然而我们话讲的太响,竟全没有留心到我们的主角在讲他一生的故事时睡得很熟,现在却已经醒来,而且要隐约的听到有谁屡次的叫着他的姓氏了。他这人,是很容易生气,如果毫不客气的在讲他,也是极不高兴的。得罪了乞乞科夫没有,读者自然觉得并无关系;但作者却相反,无论如何,他总不能和他的主角闹散的:他还有许多路,要和他携手同行;还有两大部诗,摆在自己的前面,而且这实在也不是小事情。

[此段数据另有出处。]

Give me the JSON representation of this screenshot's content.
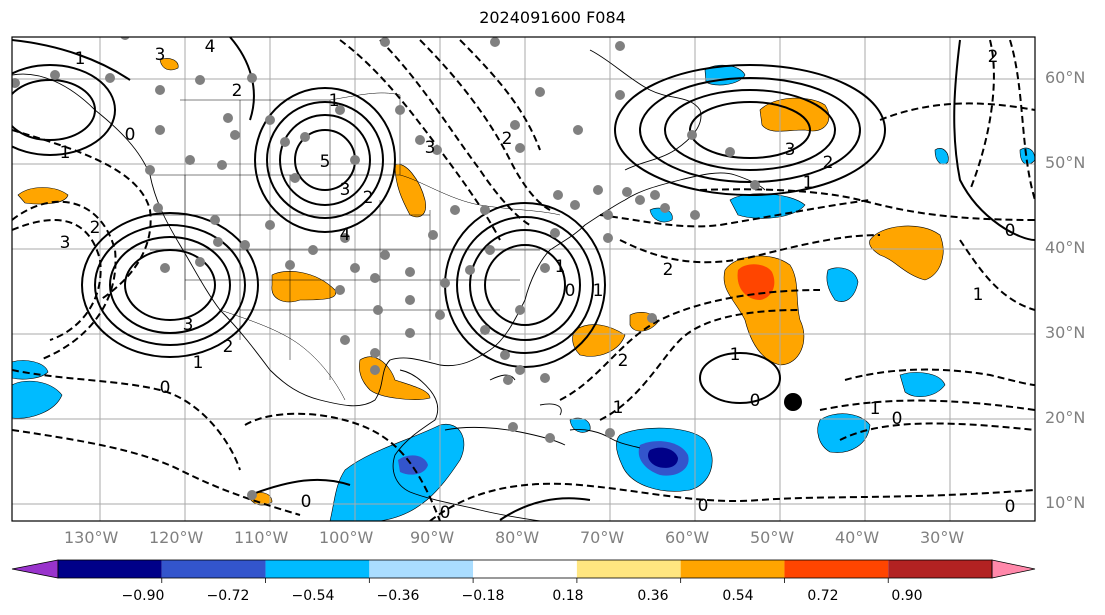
{
  "title": "2024091600 F084",
  "lon_labels": [
    "130°W",
    "120°W",
    "110°W",
    "100°W",
    "90°W",
    "80°W",
    "70°W",
    "60°W",
    "50°W",
    "40°W",
    "30°W"
  ],
  "lat_labels": [
    "60°N",
    "50°N",
    "40°N",
    "30°N",
    "20°N",
    "10°N"
  ],
  "colorbar": {
    "colors": [
      "#9933cc",
      "#000088",
      "#3355cc",
      "#00bbff",
      "#aaddff",
      "#ffffff",
      "#ffe680",
      "#ffa500",
      "#ff4500",
      "#b22222",
      "#ff88aa"
    ],
    "ticks": [
      "−0.90",
      "−0.72",
      "−0.54",
      "−0.36",
      "−0.18",
      "0.18",
      "0.36",
      "0.54",
      "0.72",
      "0.90"
    ]
  },
  "contour_labels": [
    "4",
    "3",
    "2",
    "1",
    "0",
    "1",
    "2",
    "3",
    "3",
    "2",
    "1",
    "0",
    "1",
    "2",
    "3",
    "4",
    "5",
    "3",
    "2",
    "1",
    "0",
    "1",
    "2",
    "1",
    "0",
    "2",
    "3",
    "1",
    "0",
    "1",
    "2",
    "0",
    "0",
    "0",
    "0",
    "1",
    "2",
    "1",
    "0"
  ]
}
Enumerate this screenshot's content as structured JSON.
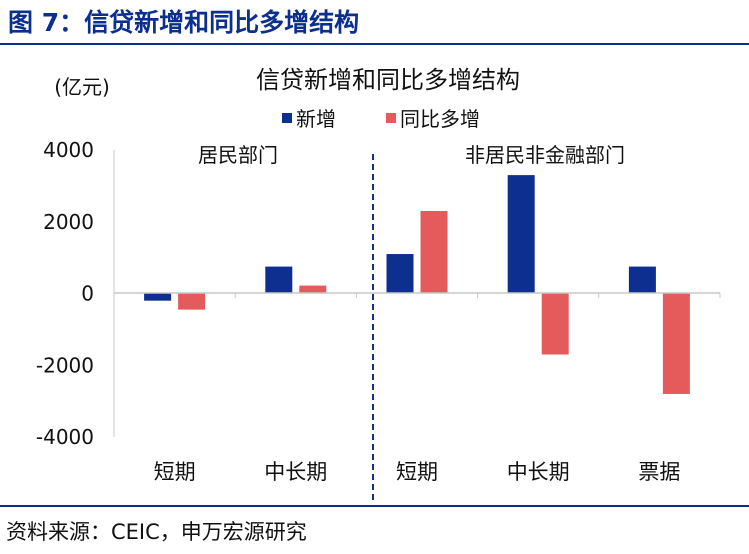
{
  "figure_title": "图 7：信贷新增和同比多增结构",
  "source": "资料来源：CEIC，申万宏源研究",
  "colors": {
    "title_blue": "#0b2f8f",
    "series_new": "#0d2f8f",
    "series_yoy": "#e55b5b"
  },
  "chart_data": {
    "type": "bar",
    "title": "信贷新增和同比多增结构",
    "unit_label": "(亿元)",
    "categories": [
      "短期",
      "中长期",
      "短期",
      "中长期",
      "票据"
    ],
    "groups": [
      {
        "label": "居民部门",
        "categories": [
          "短期",
          "中长期"
        ]
      },
      {
        "label": "非居民非金融部门",
        "categories": [
          "短期",
          "中长期",
          "票据"
        ]
      }
    ],
    "series": [
      {
        "name": "新增",
        "values": [
          -200,
          750,
          1100,
          3300,
          750
        ]
      },
      {
        "name": "同比多增",
        "values": [
          -450,
          220,
          2300,
          -1700,
          -2800
        ]
      }
    ],
    "ylim": [
      -4000,
      4000
    ],
    "yticks": [
      "4000",
      "2000",
      "0",
      "-2000",
      "-4000"
    ],
    "legend_position": "top",
    "grid": false
  }
}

“喂,喂!你在闹什么了!”乞乞科夫向绥里方叫喊道。“你……?”

“什么呀?”绥里方慢吞吞的问。

“什么呀?你问!你这昏蛋!这是什么走法?前去,上紧!”

实在的,缓里方坐在他的马夫台上,久已迷蒙着眼睛了。他不过在半醒半睡中,间或用缰绳轻轻的敲着也在睡觉的马的背脊。彼得尔希加也不知道在什么地方落掉了帽子,反身向后,把头搁在乞乞科夫的膝髁上,吃了主人的许多有力的敲击。绥里方鼓起勇气来,在花马上使劲的抽上一两鞭,马就跑开了活泼的步子;于是他使鞭子在马背脊上呼呼发响,用了尖细的声音,唱歌似的叱咤道:“不怕就是了!”马匹奋迅起来,曳着轻车,羽毛似的前进。绥里方单是挥着鞭子,叫道:“吓,吓,吓!”一面在他的马夫台上很有规律的颠来簸去,车子就在散在公路上的山谷上飞驰。乞乞科夫靠在垫子上,略略欠起一点身子来,愉快的微笑着!因为他是喜欢疾走的。那一个俄国人不喜欢疾走呢?他的魂灵,无时无地不神往于懵腾和颠倒,而且时常要高声的叫出“管他妈的”来,他的魂灵会不喜欢疾走吗?倘有其中含着一点很神妙,很感幸的东西,他会不喜欢吗?好像一种不知的伟力,把你载在它的翼子上,你飞去了,周围的一切也和你一同飞去了:路标,坐在车上的商人,两旁的种着幽暗的松树和枞树,听到斧声和鸦鸣的树林,很长的道路,都飞过去了——远远的去在不可知的远地里;而在这飞速的闪烁和动荡中,却含有一种恐怖,可怕,一切飞逝的对象,都没有看清模样的工夫,只有我们头上的天,淡淡的云,上升的月亮,却好像不动的静静的站着。我的三驾马车呵,唉唉,我的鸟儿三驾马车呵!是谁发明了你的呢?你是只从大胆的,勇敢的国民里,这才生得出来的——在不爱玩笑,却如无边的平野一般,展布在半个地球之上的那个国度里:试去数一数路标罢,可不要闪花了眼睛!真的,你不是用铁攀来钩连起来的,乖巧的弄成的车子。却是迅速地,随随便便地,单单用了斧凿,一个敏捷的耶罗斯拉夫的农人做你成功的。驾驶你的马夫并不穿德国的长统靴,他蓬着胡子,戴着手套,坐着,鬼知道是在什么上;他一站起,挥动他的鞭子,唱起他的无穷尽的歌来——马就旋风似的飞跑。车轴闪成一枚圆圆的平板。道路隆隆鸣动。行路人吓得发喊,站下来仿佛生了根。——车子飞过去了,飞呀飞呀!……只看见在远地里好像一阵浓密的烟云,后面旋转着空气。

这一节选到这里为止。